2. Install the Packages

Plug the UPS into the server over USB first, then install the NUT stack:

sudo apt update && sudo apt install nut nut-server nut-client

Optionally confirm the OS actually sees the UPS on USB before going further:

sudo nut-scanner -U

3. Describe the Hardware — ups.conf

This file tells NUT how to talk to your specific unit and, more importantly, sets the thresholds that decide when “low battery” means “shut down now.”

sudo nano /etc/nut/ups.conf

Add a section at the bottom:

[nutdev1]
    driver = "usbhid-ups"
    port = "auto"
    desc = "CyberPower UPS"
    ignorelb
    override.battery.charge.low = 20
    override.battery.runtime.low = 300

The [nutdev1] label is the name you’ll reference everywhere else. usbhid-ups is the driver for USB HID UPSes (most consumer CyberPower/APC units). The last three lines are the interesting part: ignorelb tells NUT to ignore the UPS’s own hardware “low battery” flag and trust your numbers instead — shut down at 20% charge or 300 seconds (5 minutes) of runtime remaining, whichever hits first. That headroom is what lets the OS finish flushing disks before the battery dies.

4. Set the Run Mode — nut.conf

Single machine, UPS attached locally, so NUT runs in standalone mode.

sudo nano /etc/nut/nut.conf

Set the mode line:

MODE=standalone

5. Wire Up the Monitor — upsmon.conf

This is the piece that watches the UPS and fires the actual shutdown when the thresholds from Step 3 trip.

sudo nano /etc/nut/upsmon.conf

Confirm the shutdown command is present and uncommented:

SHUTDOWNCMD "/sbin/shutdown -h +0"

Then add a monitor line at the bottom:

MONITOR nutdev1@localhost 1 admin password master

That reads as: watch nutdev1 on this host, it supplies 1 power source, authenticate as user admin with password, and this machine is the master (the one that runs the shutdown).
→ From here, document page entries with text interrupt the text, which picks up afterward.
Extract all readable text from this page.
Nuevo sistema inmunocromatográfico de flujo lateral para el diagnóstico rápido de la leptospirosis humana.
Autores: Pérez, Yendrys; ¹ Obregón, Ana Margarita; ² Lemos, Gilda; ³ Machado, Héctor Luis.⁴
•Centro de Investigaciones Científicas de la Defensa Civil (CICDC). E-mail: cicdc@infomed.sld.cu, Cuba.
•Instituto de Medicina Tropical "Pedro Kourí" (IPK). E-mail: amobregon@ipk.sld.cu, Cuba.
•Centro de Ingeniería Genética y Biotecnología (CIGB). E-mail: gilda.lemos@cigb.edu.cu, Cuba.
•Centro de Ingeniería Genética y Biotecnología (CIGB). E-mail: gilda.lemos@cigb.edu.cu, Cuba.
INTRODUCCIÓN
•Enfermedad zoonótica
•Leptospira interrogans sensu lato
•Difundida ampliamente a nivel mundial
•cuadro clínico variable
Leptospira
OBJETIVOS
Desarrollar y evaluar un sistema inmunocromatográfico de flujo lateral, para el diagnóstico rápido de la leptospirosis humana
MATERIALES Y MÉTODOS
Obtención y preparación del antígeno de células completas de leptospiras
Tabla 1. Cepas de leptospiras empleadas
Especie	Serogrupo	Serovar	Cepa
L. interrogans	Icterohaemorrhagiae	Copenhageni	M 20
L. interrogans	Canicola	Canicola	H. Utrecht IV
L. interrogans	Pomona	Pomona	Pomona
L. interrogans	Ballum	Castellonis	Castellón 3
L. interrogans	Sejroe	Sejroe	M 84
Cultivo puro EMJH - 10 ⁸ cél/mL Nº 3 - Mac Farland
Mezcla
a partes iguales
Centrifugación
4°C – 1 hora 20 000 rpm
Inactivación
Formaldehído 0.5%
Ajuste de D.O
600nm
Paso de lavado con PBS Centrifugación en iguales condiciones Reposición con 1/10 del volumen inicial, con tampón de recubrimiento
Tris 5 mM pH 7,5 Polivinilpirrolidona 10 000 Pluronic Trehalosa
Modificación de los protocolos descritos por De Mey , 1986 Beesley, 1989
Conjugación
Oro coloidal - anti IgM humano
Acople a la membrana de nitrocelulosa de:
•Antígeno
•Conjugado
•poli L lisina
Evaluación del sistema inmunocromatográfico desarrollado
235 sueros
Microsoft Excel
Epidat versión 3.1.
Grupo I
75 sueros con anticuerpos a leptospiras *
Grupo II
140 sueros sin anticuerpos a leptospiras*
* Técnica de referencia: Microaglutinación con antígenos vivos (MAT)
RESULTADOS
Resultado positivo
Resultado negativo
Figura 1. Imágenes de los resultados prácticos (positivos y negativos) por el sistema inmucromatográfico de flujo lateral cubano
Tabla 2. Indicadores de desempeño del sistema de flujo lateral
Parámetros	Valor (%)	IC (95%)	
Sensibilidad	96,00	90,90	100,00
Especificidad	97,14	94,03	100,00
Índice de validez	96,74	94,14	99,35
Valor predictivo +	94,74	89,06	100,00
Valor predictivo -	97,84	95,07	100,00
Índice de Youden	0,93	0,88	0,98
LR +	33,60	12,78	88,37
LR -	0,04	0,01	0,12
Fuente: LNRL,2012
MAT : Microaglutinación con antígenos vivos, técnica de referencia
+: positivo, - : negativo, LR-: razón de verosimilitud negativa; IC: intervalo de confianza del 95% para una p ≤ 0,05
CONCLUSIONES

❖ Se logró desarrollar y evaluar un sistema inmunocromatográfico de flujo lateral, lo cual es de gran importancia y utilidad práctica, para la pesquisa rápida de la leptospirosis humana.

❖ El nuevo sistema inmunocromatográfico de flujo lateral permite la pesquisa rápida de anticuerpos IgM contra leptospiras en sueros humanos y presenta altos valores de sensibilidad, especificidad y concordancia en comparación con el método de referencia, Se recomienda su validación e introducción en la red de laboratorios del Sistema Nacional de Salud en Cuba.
Match admin/password to a user defined in /etc/nut/upsd.users.

6. Apply and Verify

Restart the services to load everything:

sudo systemctl restart nut-server nut-client

Then read live data straight off the UPS:

upsc nutdev1@localhost

You’re looking for a healthy battery.charge value and ups.status: OL (OL = online, running on wall power). If you see numbers, NUT is talking to the hardware.

7. The Test That Actually Matters

Everything above is theory until you cut the power. The point of this test is to watch the whole chain execute: the server shuts down, the UPS clicks itself off, and — when you plug it back in — the motherboard powers the whole thing back up.
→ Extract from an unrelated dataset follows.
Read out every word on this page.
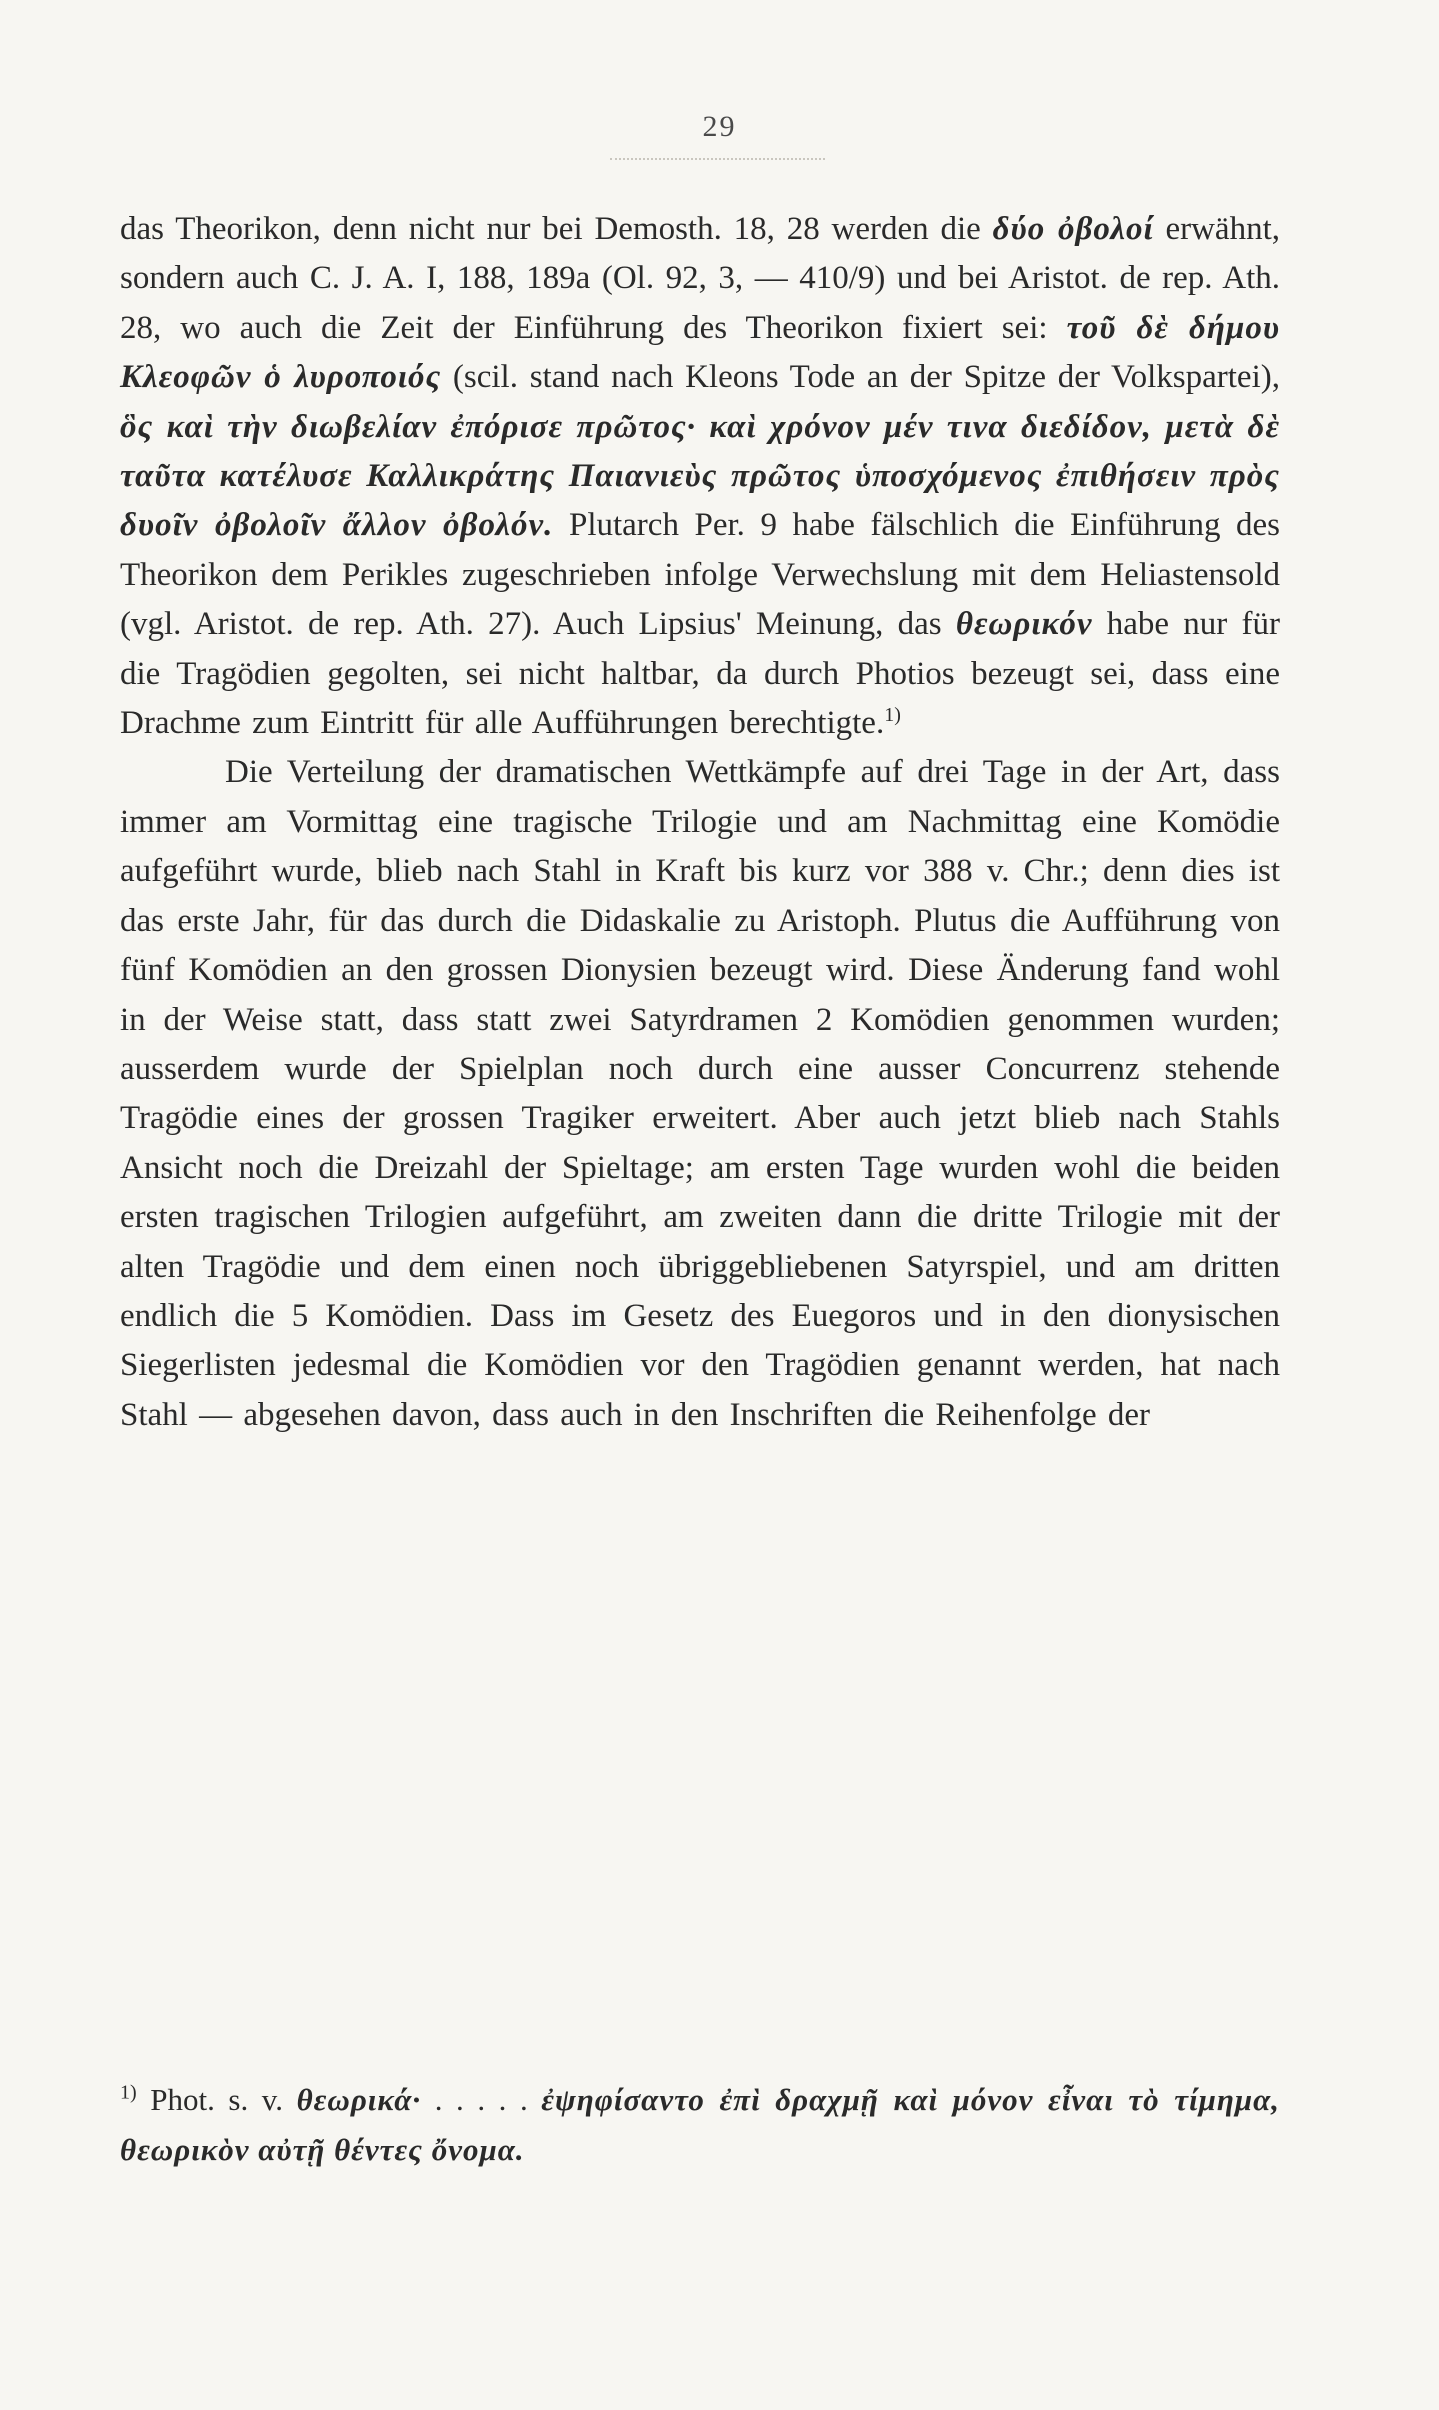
29

das Theorikon, denn nicht nur bei Demosth. 18, 28 werden die δύο ὀβολοί erwähnt, sondern auch C. J. A. I, 188, 189a (Ol. 92, 3, — 410/9) und bei Aristot. de rep. Ath. 28, wo auch die Zeit der Einführung des Theorikon fixiert sei: τοῦ δὲ δήμου Κλεοφῶν ὁ λυροποιός (scil. stand nach Kleons Tode an der Spitze der Volkspartei), ὃς καὶ τὴν διωβελίαν ἐπόρισε πρῶτος· καὶ χρόνον μέν τινα διεδίδον, μετὰ δὲ ταῦτα κατέλυσε Καλλικράτης Παιανιεὺς πρῶτος ὑποσχόμενος ἐπιθήσειν πρὸς δυοῖν ὀβολοῖν ἄλλον ὀβολόν. Plutarch Per. 9 habe fälschlich die Einführung des Theorikon dem Perikles zugeschrieben infolge Verwechslung mit dem Heliastensold (vgl. Aristot. de rep. Ath. 27). Auch Lipsius' Meinung, das θεωρικόν habe nur für die Tragödien gegolten, sei nicht haltbar, da durch Photios bezeugt sei, dass eine Drachme zum Eintritt für alle Aufführungen berechtigte.$^{1)}$

Die Verteilung der dramatischen Wettkämpfe auf drei Tage in der Art, dass immer am Vormittag eine tragische Trilogie und am Nachmittag eine Komödie aufgeführt wurde, blieb nach Stahl in Kraft bis kurz vor 388 v. Chr.; denn dies ist das erste Jahr, für das durch die Didaskalie zu Aristoph. Plutus die Aufführung von fünf Komödien an den grossen Dionysien bezeugt wird. Diese Änderung fand wohl in der Weise statt, dass statt zwei Satyrdramen 2 Komödien genommen wurden; ausserdem wurde der Spielplan noch durch eine ausser Concurrenz stehende Tragödie eines der grossen Tragiker erweitert. Aber auch jetzt blieb nach Stahls Ansicht noch die Dreizahl der Spieltage; am ersten Tage wurden wohl die beiden ersten tragischen Trilogien aufgeführt, am zweiten dann die dritte Trilogie mit der alten Tragödie und dem einen noch übriggebliebenen Satyrspiel, und am dritten endlich die 5 Komödien. Dass im Gesetz des Euegoros und in den dionysischen Siegerlisten jedesmal die Komödien vor den Tragödien genannt werden, hat nach Stahl — abgesehen davon, dass auch in den Inschriften die Reihenfolge der

$^{1)}$ Phot. s. v. θεωρικά· . . . . . ἐψηφίσαντο ἐπὶ δραχμῇ καὶ μόνον εἶναι τὸ τίμημα, θεωρικὸν αὐτῇ θέντες ὄνομα.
Do this while the server is still on AC:

  1. Unplug the UPS from the wall. The server is now on battery.
  2. Force the shutdown sequence:
    sudo upsmon -c fsd
    

    fsd = forced shutdown, the same path a real dead battery would trigger.

  3. Wait it out. Let the server power off and let the UPS finish its countdown until it kills its own output. You want to confirm the UPS actually cuts power, not just that the OS halted.
  4. Plug the UPS back into the wall. Power returns, the UPS comes back, and thanks to Step 1 the motherboard boots the server automatically.

If the box comes back up on its own, the loop is closed: unattended shutdown on low battery, unattended recovery on power return. That’s the whole reason to run NUT instead of just staring at a battery icon.